Comment expliquer cette dégradation, en particulier des comptes de l'État ? Une partie de l'explication vient d'une croissance inférieure aux prévisions (ce qui réduit les rentrées fiscales puisque la matière imposable est plus faible), mais l'essentiel vient du dérapage des dépenses : dépenses sous évaluées et dépenses préélectorales du gouvernement précédent.
Cette annonce intervient au moment où Bruxelles se préoccupe du retour à l'équilibre des finances publiques en Europe. Au sommet de Séville, la France a essayé d'obtenir un compromis en s'engageant à un retour " proche " de l'équilibre en 2004 (ce qui est différent de l'équilibre) et cela seulement si la croissance est supérieure à 3 pour cent l'an prochain.
Ce retour à l'équilibre sera très difficile à obtenir, car d'une part de nouvelles dépenses sont programmées (et nécessaires pour certaines d'entre elles) par exemple en matière de sécurité et de justice. D'autre part, le président de la République avait promis des baisses d'impôts (à commencer cette année par une baisse de 5 pour cent de l'impôt sur le revenu). Or ces baisses sont nécessaires et doivent être poursuivies et amplifiées.
En effet, d'un côté les prélèvements obligatoires sont déjà beaucoup trop lourds en France (45 pour cent du PIB) et très supérieurs à ceux de nos partenaires. De l'autre, ces baisses sont indispensables pour obtenir une croissance plus rapide (et donc un recul du chômage), non pas comme on le dit souvent en agissant sur la demande (consommation par exemple) mais sur l'offre (incitation à investir, épargner, entreprendre, travailler selon les enseignements de la célèbre courbe de Laffer).
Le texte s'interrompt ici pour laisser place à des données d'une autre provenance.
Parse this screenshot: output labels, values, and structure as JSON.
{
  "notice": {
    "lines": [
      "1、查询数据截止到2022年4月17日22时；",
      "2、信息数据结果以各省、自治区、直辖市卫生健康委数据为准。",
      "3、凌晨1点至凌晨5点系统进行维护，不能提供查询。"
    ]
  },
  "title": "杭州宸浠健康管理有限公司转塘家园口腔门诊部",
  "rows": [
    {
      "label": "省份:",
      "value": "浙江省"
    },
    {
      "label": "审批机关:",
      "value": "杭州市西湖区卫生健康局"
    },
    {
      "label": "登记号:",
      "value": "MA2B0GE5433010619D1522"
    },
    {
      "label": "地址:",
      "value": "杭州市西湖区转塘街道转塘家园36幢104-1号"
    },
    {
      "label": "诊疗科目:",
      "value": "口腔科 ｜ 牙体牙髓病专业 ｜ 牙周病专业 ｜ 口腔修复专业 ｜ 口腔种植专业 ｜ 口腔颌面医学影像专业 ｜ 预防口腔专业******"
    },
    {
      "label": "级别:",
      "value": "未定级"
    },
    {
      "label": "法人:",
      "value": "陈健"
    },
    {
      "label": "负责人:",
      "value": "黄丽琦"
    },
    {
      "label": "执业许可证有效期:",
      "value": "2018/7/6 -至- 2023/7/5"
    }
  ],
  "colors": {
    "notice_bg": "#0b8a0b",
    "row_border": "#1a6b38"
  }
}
La situation est donc extraordinairement dégradée et semble bloquée puisque les déficits augmentent – il faut donc les réduire, puis les supprimer — tandis qu'il faut aussi réduire et les impôts et la dette publique...
Comme nous l'avions déjà souligné (Décryptage, 14 juin), il n'y a qu'une solution pour résoudre tous les problèmes à la fois : c'est de réduire rapidement et massivement les dépenses publiques. Or si ces dépenses correspondent parfois à des gaspillages, elles relèvent de secteurs ou de services utiles : il faut bien faire fonctionner les services publics et payer honorablement les agents de l'État. La seule façon de s'en sortir est donc d'entreprendre au plus vite (et si possible en 2002 tant que l'on est proche des élections et donc d'une conjoncture politique favorable au gouvernement) des réformes de structure. En clair, il faut déplacer la frontière entre ce qui est public et ce qui est privé, en privatisant un certain nombres de services jusque là étatiques et en les ouvrant à la concurrence pour faire diminuer les coûts.
Cela va se heurter à un certain nombre d'habitudes et d'avantages acquis. Cela concerne les dépenses de l'État aussi bien que la protection sociale, y compris l'assurance maladie et surtout les retraites pour lesquelles l'explosion est inscrite dans notre démographie. Il y aura donc des résistances sociales. Il faudra dépasser les intérêts particuliers et catégoriels, car c'est l'intérêt du pays qui est véritablement en cause. Mais la situation n'est plus, surtout dans une économie ouverte et dans une Europe à la monnaie unique, à des micromesures ou à des intérêts de groupe : c'est le bien commun du pays qui, cette fois-ci, est en cause. Le secteur public en France est trop étendu, dépense trop et vit au dessus de ses moyens. Il est grand temps de s'attaquer à la réforme de l'État.
Jean-Yves Naudet est président de l'Association française des économistes catholiques.